As casas recebiam faxina, suas janelas abriam-se a luz e novos ares. Era sábado das Dores. Todos tomavam banho, inclusive os cachorros. Tinha terço em veneração a Nossa Senhora das Dores na pequena Capela da Imaculada Conceição no sábado a noite. Após o terço comadres tricotavam no largo da Igrejinha. E os homens se reviam entre caçoadas e goles de pinga escondidos no sábado que antecedia Ramos.
No dia seguinte o sol nascia com os aromas da laranjeira, do alecrim, da palmeira, do manjericão da alfavaca e outros ramos que depois da procissão e benção dos mesmos, passavam a ter poderes mágicos contra maleitas e “má loiados” Era domingo de reza, procissão e via sacra de leitura comprida do evangelho, de gritar como povo: crucifica-o! Crucifica-o! A meninada achava graça e eram os que mais gritavam com entusiasmo.
A semana era recheada de quitanda boa, de tempo ocioso, de reza que só se rezava uma vez no ano. Não faltavam penitenciais caminhadas antes do sol nascer. UM dia com terço outro com via sacra. Iam para serra, mina d’agua ou no alto do cruzeiro. Meditando na ida, tricotando na volta. A maioria mulheres, poucos homens e muitas crianças. Era programa certo de brincadeiras, volta e meia cortadas por algum puxão de orelha da mãe, avó ou tia. A matraca cantava seu canto penitencial convidando ao recolhimento e reflexão.
Nas noites da semana santa distribuíam as procissões com as imagens de tamanho natural, Jesus Senhor dos Passos e Maria Dolorosa, João Evangelista as vezes. Mulheres carregavam as imagens de Maria, os Homens de Jesus. Na segunda levavam Jesus ao pretório e Sebastião, piedoso e letrado senhor, líder na comunidade, fazia seu sermão entusiasmado, do ato de lavar as mãos como Pilatos, da culpa dos inocentes como Jesus. Seu entusiasmo enchia os corações de contrição, emoção e a outros de risos por seus movimentos mussolínicos.

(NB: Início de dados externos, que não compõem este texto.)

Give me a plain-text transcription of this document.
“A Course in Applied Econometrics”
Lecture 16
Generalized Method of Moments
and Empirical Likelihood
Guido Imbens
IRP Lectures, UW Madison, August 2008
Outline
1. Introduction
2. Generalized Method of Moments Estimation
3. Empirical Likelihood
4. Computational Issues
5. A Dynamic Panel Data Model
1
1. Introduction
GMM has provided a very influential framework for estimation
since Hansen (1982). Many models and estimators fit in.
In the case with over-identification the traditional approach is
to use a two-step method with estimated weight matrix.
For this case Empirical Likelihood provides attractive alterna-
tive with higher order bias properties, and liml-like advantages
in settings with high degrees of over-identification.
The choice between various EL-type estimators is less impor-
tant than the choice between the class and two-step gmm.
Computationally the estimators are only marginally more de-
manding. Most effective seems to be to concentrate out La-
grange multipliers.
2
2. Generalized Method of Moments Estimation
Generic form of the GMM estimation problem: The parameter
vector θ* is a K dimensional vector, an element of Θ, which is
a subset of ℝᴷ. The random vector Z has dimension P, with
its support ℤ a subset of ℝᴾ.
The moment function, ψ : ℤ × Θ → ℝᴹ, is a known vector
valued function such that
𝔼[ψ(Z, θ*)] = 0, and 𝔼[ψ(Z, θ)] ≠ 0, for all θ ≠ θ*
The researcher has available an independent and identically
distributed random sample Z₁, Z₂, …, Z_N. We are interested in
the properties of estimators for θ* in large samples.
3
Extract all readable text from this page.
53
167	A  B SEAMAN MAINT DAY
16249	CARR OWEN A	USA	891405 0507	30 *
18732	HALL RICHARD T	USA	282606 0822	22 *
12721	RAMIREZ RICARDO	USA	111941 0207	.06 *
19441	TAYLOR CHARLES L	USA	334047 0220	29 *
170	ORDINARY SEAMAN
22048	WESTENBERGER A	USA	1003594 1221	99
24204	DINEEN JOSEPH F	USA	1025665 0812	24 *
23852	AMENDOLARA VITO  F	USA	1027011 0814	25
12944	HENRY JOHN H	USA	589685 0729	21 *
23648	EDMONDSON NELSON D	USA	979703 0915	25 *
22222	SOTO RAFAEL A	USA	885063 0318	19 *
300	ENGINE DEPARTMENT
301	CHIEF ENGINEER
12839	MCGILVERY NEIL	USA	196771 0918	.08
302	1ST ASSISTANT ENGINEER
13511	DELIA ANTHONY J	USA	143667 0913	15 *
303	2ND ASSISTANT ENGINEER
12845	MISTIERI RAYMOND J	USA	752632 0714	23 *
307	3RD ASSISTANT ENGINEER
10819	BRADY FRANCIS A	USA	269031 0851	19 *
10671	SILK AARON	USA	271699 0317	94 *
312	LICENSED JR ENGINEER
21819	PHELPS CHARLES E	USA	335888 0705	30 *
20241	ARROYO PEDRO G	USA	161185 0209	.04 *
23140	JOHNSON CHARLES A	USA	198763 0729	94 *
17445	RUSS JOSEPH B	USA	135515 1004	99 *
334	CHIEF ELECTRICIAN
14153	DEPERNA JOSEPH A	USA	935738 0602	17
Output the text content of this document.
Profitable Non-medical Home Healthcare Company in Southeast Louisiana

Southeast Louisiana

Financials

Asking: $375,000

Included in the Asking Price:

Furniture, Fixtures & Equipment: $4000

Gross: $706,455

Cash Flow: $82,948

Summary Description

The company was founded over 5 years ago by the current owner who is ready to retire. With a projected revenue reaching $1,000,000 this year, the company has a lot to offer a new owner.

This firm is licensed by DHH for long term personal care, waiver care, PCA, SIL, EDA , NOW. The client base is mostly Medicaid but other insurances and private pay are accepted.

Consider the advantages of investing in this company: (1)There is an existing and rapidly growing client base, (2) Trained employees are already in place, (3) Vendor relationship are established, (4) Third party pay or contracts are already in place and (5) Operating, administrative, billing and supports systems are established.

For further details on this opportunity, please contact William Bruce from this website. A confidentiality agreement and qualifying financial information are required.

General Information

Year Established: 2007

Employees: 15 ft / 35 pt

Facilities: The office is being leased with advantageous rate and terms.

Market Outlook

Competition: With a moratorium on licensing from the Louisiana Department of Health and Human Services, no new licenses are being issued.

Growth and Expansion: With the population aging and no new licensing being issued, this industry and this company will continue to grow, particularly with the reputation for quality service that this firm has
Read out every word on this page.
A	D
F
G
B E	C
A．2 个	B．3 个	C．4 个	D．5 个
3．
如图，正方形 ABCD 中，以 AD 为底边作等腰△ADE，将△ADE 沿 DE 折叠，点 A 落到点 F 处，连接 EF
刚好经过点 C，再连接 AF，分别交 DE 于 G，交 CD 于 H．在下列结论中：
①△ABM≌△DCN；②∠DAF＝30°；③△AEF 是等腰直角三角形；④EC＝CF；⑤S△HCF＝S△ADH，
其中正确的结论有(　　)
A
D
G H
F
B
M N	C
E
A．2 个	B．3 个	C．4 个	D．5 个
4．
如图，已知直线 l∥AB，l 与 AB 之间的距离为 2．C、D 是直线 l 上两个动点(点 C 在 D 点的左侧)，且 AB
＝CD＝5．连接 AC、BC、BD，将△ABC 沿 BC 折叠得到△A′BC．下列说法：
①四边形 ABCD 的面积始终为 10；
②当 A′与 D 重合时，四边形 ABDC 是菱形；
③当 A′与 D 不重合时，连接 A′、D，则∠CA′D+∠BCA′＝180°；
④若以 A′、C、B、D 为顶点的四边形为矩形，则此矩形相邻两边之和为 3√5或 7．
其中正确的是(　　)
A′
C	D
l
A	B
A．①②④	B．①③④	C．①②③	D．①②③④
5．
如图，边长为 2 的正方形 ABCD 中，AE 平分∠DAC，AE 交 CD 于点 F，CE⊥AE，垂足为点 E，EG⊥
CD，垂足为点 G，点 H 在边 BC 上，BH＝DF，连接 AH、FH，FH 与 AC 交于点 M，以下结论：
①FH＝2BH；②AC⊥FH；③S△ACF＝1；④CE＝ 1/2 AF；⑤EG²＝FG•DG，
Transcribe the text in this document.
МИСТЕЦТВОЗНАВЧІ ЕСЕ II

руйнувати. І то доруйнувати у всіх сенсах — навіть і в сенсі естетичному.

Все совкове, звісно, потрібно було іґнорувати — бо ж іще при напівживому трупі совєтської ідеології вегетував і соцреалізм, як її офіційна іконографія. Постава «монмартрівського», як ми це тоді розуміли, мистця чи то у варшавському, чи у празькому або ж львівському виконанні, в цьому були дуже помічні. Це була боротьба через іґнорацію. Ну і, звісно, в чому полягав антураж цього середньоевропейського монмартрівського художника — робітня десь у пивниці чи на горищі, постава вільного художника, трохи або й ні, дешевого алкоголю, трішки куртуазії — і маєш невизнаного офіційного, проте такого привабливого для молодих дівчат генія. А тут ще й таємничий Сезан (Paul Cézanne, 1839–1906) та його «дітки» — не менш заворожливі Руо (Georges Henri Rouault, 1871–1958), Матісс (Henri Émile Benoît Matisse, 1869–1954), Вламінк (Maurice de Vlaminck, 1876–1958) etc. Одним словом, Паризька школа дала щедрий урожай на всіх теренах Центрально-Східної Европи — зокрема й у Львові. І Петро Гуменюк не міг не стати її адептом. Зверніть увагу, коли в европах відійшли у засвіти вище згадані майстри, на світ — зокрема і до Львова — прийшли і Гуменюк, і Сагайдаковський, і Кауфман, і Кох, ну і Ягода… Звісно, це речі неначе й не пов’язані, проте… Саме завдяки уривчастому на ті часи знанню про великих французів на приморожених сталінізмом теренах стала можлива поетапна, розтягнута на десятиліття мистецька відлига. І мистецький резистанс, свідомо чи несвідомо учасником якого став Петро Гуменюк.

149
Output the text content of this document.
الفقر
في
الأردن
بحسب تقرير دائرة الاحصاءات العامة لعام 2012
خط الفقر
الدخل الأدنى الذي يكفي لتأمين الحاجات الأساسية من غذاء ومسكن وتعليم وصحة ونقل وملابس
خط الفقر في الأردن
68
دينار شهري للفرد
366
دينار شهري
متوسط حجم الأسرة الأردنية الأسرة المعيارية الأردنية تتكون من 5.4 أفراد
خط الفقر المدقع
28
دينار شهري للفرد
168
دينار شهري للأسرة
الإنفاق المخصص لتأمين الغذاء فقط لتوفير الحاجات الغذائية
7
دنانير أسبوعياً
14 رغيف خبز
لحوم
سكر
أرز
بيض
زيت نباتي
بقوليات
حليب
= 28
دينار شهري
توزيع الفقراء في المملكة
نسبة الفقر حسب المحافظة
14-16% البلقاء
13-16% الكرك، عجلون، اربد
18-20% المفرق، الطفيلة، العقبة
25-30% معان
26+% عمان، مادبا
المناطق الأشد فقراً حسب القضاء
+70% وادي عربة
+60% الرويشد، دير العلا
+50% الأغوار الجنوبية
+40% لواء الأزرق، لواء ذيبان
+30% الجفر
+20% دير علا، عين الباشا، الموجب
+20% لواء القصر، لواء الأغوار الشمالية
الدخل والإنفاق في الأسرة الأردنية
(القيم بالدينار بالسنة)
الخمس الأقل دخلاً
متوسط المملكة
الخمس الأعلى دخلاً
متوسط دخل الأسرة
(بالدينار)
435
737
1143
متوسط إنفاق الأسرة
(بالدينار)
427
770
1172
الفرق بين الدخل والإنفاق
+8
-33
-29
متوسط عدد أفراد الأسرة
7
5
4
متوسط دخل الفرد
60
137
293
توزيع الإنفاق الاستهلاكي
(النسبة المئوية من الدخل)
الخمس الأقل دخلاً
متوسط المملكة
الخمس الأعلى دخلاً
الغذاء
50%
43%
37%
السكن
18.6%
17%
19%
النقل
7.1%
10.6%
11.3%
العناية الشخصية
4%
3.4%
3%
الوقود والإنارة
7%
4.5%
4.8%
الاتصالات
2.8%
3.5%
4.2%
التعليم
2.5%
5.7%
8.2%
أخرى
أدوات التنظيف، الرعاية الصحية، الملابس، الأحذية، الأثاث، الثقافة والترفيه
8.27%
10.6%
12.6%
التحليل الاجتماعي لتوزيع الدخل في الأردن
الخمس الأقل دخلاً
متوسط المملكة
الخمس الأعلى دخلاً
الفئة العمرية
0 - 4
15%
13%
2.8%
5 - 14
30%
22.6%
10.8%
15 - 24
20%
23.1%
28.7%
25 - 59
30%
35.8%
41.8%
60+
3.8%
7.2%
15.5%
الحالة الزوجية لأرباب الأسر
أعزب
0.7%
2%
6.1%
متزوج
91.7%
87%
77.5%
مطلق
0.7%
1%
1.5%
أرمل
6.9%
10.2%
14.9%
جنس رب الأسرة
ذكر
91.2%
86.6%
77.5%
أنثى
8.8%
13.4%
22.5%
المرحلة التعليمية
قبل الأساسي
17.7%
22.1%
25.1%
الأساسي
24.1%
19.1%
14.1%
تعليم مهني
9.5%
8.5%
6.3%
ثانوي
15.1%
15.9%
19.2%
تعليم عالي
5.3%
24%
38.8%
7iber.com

As procissões, realizadas em duas alas, precedidas pelos tocheiros e o cruciferário eram muito concorridas, um misto de gente piedosas a rezar, cantar e andar descalços. Tinham as irmandades em alas próprias, com seus estandartes e os irmãos e irmãs com suas faixas e medalhas distintivas. Mas também tinha namoricos, olhares de malícia e carícia entre os solteiros e viúvos, e muitos homens e mulheres negociando terra, porco e galinha.
Na terça santa tinha terço e procissão com a Virgem Dolorosa com seu resplendor de prata e punhal cravado no peito. Representava Maria pelas vielas de Jerusalém aflita a procura de seu filho. Tinha sempre um menino a dizer para mãe que N. Sra. parecia com ela. Mas não faltava também quem dela tivesse medo com seu manto roxo e olhar tristonho. Mas medo mesmo dava na meninada toda era a imagem do Senhor dos Passos. Olhos grandes, rosto ensanguentado com coroa e uma cabelereira despenteada.
Faltava padre, quando podiam tinha lá um missionário ou seminarista a animar os festejos e atos religiosos. Certa vez na quarta santa, apareceu por lá meio que de para quedas um missionário estrangeiro. No que pediram veementemente que fizesse para o povo um sermão bonito, que emocionasse, do encontro de Jesus e Maria na via crucis. Sem muito contato com aquele tipo de cultura, mal orientado que fora por um colega brasileiro, fez um de deixar marcas indeléveis. Que até hoje o povo repete entre risos comedidos e gargalhadas nada pudicas. “Coitadinha da Maria, coitadinho da seu filhinho. Todo mal cuidado, todo maltrapilho, todo arranhado, parece que brigou com os gatos!”
Na quinta tem padre que vem celebrar a tarde uma missa as pressas, agenda cheia. Sapeca ali suas obrigações que ninguém mais pode fazê-lo. Atende um outro em confissão e foge antes do sol se por no lombo de seu jumento com outro ao lado com os apetrechos da vida sacerdotal. Segue seu caminho noutra capela, noutras paragens. Mas não sem antes de um farto café, dos quais uns e outros, principalmente a meninada, fartam-se juntos de biscoitos, broas e bolos oferecidos ao vigário.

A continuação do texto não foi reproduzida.